1. Quality planning (determine customer needs, develop product in response to needs). 2. Quality control (assess performance, compare performance with goals, act on differences between performance and goals). 3. Quality improvement (develop infrastructure, identify areas of improvement and implement projects, establish project team, provide teams with what they need). Juran's ten steps to quality improvement are: 1. Build awareness of opportunities to improve. 2. Set goals. 3. Organize to reach goals. 4. Provide training. 5. Carry out projects to solve problems. 6. Report progress. 7. Give recognition. 8. Communicate results. 9. Keep score. 10. Maintain momentum by making annual improvement part of the systems and processes of the company. The Union of Japanese Scientists and Engineers (JUSE) considered Juran's vision of top-to-bottom quality management even more important to their quality turnaround than Deming's insights. JUSE asked Juran if it could name its top-level award, a 'superDeming award' after him, but he declined. This medal is called the Japan Quality Control Medal.

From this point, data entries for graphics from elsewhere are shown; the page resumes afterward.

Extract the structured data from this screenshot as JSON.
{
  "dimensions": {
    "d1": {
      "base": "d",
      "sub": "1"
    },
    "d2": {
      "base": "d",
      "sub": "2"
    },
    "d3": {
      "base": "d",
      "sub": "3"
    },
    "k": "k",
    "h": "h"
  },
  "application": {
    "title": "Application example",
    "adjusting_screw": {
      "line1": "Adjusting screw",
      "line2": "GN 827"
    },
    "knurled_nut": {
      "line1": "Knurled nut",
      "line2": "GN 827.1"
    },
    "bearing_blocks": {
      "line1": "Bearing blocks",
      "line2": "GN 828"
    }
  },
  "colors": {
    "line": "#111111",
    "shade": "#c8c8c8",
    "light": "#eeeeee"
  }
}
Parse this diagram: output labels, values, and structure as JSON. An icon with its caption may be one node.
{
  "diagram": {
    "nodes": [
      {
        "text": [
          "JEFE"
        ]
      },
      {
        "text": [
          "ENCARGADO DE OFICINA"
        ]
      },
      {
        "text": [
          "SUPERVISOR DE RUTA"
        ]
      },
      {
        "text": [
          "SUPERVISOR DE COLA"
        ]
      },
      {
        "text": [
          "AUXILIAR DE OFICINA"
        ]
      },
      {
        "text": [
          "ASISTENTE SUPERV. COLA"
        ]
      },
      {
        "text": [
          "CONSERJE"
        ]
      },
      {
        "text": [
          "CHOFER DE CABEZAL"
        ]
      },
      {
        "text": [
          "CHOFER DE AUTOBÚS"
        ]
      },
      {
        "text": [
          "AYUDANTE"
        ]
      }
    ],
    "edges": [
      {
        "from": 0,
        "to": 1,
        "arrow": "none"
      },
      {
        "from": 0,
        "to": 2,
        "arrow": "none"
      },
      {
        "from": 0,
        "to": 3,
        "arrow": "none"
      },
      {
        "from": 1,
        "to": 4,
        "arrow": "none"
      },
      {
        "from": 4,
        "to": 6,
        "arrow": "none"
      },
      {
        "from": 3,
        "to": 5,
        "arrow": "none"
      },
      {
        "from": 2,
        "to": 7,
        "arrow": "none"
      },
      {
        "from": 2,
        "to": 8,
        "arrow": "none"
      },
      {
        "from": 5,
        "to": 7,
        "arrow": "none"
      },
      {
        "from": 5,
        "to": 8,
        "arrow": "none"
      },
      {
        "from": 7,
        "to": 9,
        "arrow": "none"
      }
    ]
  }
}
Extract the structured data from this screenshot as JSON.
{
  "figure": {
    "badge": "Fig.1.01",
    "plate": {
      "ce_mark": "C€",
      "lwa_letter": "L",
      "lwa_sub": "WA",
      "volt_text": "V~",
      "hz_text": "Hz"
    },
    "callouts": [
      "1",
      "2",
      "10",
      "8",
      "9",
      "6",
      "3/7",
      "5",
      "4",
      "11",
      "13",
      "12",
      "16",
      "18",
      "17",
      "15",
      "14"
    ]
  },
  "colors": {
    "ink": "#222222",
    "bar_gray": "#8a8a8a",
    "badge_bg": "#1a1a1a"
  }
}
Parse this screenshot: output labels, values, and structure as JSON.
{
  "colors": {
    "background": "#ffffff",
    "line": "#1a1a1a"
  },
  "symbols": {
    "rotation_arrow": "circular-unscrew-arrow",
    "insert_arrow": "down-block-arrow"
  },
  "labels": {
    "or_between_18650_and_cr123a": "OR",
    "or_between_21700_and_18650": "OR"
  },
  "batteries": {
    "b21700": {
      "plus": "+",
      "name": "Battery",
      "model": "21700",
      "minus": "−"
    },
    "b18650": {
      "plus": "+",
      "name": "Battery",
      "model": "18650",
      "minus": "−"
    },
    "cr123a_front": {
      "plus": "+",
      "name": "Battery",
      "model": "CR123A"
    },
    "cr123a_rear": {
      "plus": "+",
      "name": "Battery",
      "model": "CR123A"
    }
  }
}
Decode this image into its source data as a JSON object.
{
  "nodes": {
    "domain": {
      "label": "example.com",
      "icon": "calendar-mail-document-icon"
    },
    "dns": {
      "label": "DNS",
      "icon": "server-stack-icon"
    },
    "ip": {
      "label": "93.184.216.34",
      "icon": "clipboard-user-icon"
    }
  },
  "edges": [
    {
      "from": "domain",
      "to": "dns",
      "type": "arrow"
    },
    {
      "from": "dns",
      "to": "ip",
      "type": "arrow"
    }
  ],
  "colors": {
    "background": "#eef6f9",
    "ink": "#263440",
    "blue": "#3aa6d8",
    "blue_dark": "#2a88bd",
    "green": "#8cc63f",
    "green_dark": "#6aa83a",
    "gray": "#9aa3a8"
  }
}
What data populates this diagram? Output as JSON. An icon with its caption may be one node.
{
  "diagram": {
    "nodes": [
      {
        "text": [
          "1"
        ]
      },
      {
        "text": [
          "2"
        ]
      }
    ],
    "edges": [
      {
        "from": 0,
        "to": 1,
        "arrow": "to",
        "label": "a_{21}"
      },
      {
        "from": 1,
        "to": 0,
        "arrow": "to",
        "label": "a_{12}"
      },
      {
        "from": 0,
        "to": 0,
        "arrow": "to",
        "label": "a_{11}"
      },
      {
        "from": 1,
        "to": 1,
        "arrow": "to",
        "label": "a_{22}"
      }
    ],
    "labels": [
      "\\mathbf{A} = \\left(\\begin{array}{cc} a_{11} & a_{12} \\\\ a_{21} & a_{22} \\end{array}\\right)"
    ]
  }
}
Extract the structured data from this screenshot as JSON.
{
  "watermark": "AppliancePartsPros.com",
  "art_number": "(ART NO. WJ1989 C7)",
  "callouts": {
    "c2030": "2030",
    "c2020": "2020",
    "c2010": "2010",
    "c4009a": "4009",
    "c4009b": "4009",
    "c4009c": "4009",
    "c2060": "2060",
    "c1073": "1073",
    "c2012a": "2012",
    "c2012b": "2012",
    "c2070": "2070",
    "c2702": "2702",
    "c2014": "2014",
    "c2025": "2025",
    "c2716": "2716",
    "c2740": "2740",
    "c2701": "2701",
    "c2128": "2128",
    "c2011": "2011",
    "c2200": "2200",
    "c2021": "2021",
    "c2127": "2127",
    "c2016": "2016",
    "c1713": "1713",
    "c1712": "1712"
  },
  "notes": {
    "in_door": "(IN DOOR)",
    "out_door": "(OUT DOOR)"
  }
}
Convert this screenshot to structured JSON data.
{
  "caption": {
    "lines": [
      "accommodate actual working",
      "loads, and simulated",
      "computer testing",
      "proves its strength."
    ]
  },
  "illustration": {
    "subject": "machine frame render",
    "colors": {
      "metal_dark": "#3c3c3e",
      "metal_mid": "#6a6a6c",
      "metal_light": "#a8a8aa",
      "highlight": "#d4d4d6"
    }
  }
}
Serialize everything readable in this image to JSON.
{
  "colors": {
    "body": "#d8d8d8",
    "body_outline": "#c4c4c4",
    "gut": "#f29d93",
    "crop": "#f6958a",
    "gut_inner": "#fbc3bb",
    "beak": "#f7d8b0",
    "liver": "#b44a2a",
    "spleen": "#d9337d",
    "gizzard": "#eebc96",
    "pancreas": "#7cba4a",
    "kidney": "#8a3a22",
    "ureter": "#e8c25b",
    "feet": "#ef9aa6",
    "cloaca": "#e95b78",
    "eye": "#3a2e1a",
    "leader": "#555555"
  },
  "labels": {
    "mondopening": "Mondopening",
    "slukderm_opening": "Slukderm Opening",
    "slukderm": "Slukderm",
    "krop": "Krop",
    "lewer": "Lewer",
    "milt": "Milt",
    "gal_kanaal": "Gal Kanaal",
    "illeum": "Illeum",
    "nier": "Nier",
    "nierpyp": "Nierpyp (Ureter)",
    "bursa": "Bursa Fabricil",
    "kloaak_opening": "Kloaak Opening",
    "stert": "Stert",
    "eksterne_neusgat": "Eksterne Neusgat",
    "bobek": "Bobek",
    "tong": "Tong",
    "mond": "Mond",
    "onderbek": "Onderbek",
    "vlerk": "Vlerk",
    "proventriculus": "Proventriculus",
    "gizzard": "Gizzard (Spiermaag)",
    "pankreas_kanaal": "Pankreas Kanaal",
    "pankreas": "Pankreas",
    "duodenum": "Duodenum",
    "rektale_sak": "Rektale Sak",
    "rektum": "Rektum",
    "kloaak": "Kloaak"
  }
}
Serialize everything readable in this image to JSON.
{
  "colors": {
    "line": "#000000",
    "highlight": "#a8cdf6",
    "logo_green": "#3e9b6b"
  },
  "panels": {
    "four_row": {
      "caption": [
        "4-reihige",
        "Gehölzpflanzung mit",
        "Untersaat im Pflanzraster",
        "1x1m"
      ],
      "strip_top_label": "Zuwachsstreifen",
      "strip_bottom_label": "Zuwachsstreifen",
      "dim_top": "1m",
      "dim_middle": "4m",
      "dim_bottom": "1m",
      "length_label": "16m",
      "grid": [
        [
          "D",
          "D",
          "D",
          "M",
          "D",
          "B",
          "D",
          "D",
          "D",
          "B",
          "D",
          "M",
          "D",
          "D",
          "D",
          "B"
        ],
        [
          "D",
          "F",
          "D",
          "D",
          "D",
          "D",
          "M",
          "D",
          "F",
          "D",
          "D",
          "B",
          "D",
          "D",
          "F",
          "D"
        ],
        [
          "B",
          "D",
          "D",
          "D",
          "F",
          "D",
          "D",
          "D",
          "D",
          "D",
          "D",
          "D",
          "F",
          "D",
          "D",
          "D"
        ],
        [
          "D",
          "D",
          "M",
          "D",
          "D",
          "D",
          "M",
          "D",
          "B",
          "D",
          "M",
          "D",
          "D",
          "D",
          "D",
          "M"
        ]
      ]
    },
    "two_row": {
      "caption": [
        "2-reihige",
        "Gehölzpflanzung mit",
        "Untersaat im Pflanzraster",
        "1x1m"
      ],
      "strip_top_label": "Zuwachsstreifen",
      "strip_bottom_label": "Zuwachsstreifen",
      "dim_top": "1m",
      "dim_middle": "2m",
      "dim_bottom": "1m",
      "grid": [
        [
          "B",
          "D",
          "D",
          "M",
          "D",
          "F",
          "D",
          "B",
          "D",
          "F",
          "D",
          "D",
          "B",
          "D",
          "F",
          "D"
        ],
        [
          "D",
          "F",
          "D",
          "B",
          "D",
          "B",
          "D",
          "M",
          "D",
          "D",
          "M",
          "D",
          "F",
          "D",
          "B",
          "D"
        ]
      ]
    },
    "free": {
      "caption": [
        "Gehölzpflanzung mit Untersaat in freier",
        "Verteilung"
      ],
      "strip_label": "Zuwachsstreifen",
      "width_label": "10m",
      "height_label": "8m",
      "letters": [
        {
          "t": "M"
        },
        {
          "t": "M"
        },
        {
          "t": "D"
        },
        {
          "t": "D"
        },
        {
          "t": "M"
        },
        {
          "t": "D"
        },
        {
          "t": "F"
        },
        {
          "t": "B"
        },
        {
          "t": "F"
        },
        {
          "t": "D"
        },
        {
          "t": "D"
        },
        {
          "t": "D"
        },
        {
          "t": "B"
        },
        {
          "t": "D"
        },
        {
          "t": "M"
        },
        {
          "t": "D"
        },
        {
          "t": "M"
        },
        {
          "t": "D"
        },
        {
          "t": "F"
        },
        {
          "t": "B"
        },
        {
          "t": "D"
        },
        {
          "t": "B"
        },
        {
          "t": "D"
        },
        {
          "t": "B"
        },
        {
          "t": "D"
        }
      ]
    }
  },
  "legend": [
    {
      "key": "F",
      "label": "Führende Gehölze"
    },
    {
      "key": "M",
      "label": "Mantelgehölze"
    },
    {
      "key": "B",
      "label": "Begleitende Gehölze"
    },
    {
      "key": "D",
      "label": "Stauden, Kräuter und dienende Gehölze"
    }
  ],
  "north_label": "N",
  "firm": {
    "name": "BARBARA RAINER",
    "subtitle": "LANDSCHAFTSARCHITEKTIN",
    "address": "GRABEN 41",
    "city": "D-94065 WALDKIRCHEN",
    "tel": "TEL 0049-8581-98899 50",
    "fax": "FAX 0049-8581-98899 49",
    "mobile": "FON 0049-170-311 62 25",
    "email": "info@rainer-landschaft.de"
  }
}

Walter A. Shewhart Philip B. Crosby

Philip Crosby, author of Quality is Free, founded the Quality College in Winter Park, Florida. Crosby emphasized meeting customer requirements by focusing on prevention rather than correction. He claimed that poor quality costs about 20 percent of the revenue; a cost that could be avoided by using good quality practices. He pushed for zero defects. His "absolutes" are: (1) quality is defined as conformance to requirements, not goodness; (2) the system for achieving quality is prevention, not appraisal; (3) the performance standard is zero defects, not that's close enough; and (4) the measure of quality is the price of non-conformance, not indexes. Crosby's method does not dwell on statistical process control and problem solving techniques that the Deming method uses. He stated that quality is free because prevention will always be lower than the costs of detection, correction and failure. Like Deming, Crosby had fourteen points: 1. Manage commitment, that is, top level management must be convinced and committed and communicated to the entire company. 2. Quality improvement team composed of department heads, oversee improvements. 3. Quality measurement are established for every activity. 4. Cost of quality is estimated to identify areas of improvement. 5. Quality awareness is raised among all employees. 6. Corrective action is taken. 7. Zero defects is planned for. 8. Supervisor training in quality implementation. 9. Zero defects day is scheduled. 10. Goal setting for individuals. 11. Error causes are removed by having employees inform management of problems. 12. Recognition is given, but it is non-financial, to those who meet quality goals. 13. Quality councils meet regularly. 14. Do it all over again (i.e., repeat steps one through thirteen). Looking at the history of quality management, we see several stages of development. The first was quality control, which involved setting up product specifications and then inspect the product fore for leaves the plant. The second state is quality

assurance, which involved identifying the quality characteristics and procedures for quantitatively evaluating and controlling them. The next phase is the true total quality control, a term actually coined by Feingenbaum in 1983. At this stage the quality became a total organization effort. It effected production, profit, human interaction and customer satisfaction. The fourth stage is total quality management. In TQM the customer is the center and quality is an organization-wide effort.